Their Natural Productivity
Neomexicanus hops have some distinct properties that give them a higher efficiency. For example, a neomexicanus plant will typically have far fewer leaves than a hop plant of European lineage. “The ratio of leaf to flower is vastly different,” Bates says.
While most hop plants have more rounded, opaque leaves, neomexicanus leaves are translucent, with slender, fine fingers similar to those on a marijuana plant. There’s also what Bates calls the “doublet gene.” For the Medusa variety, this takes the form of multi-headed hop cones.
The quirks of neomexicanus can be tricky to manage from a commercial propagation standpoint, Lundgren says. “Once [Medusa] goes into reproductive mode, it seems very hard to turn that off,” he says. “So, [the hop plants] just keep producing more and more cones up until harvest time. Sounds great, but it can create a little bit of a difference in cone maturity throughout individual bines.”
Are there reasons for brewers to be excited about experimenting with neomexicanus? Yes, Lundgren says. “They have so many exciting, unique characteristics that are very favorable.”
Bates describes them as extremely fruity with a clean taste. “That doublet gene not only went to the roots for rhizomes, [but it also] went to the strig, which is the center of the cone,” Bates says of the Zappa hop. “That’s where all the oils are.”
These hops can be flavorful and intense even in smaller quantities, which suggests that their natural tendency toward high efficiency can benefit brewers as well as growers.
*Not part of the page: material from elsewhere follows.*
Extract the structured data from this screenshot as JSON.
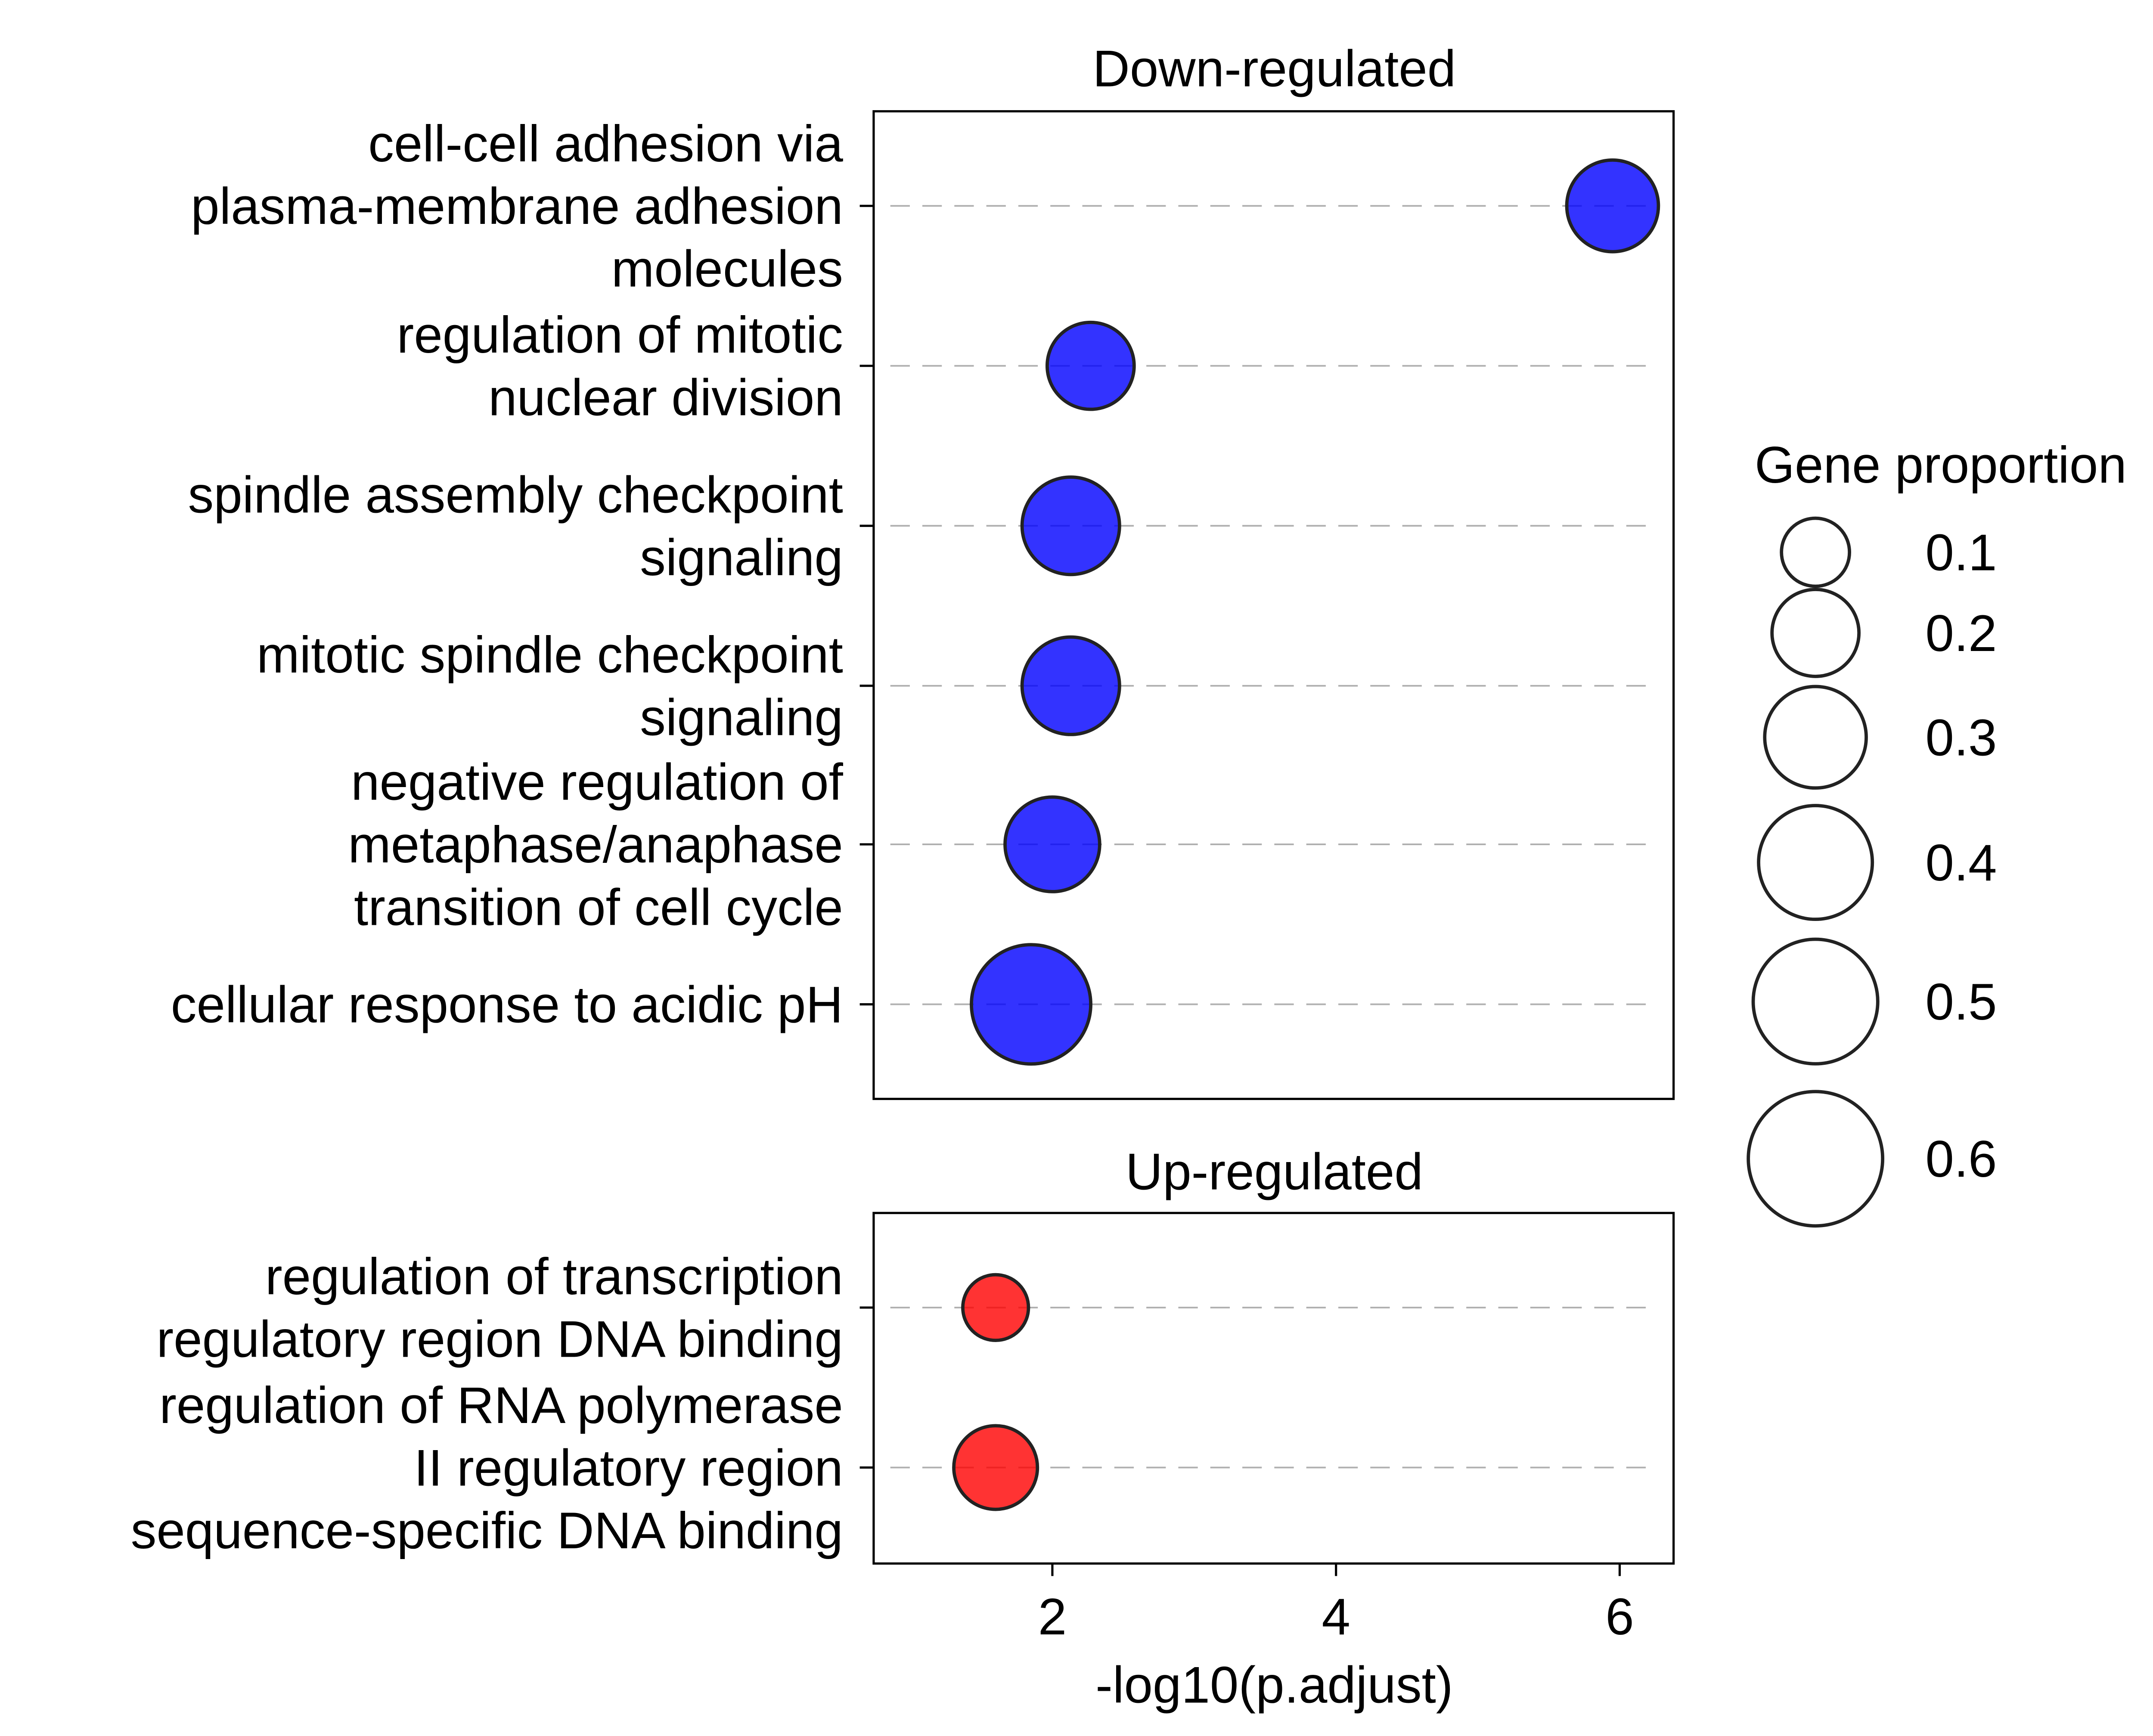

However, it isn’t just the flavors that make these hops special. As the sustainable sourcing of raw materials becomes increasingly important to brewers, drought-resistant hops such as neomexicanus could be game-changers. These varieties could make it possible for hop farms to be established in arid climates, without the need for intensive irrigation.
“If we can learn how to best irrigate them, it would help a lot in being even more efficient with our water, which seems to be more and more important every year,” Lundgren says. “Any possible ways we can be more efficient, the better … especially in drought years, [which] will inevitably show up in some of the future growing years.”
Naturally, it can be hard for farmers such as Lundgren to adapt their processes to a plant that is so different from those that they are used to working with. “So far I am too scared to drought them enough to find their happy place,” he says. “Irrigation is the lifeblood of the farm.”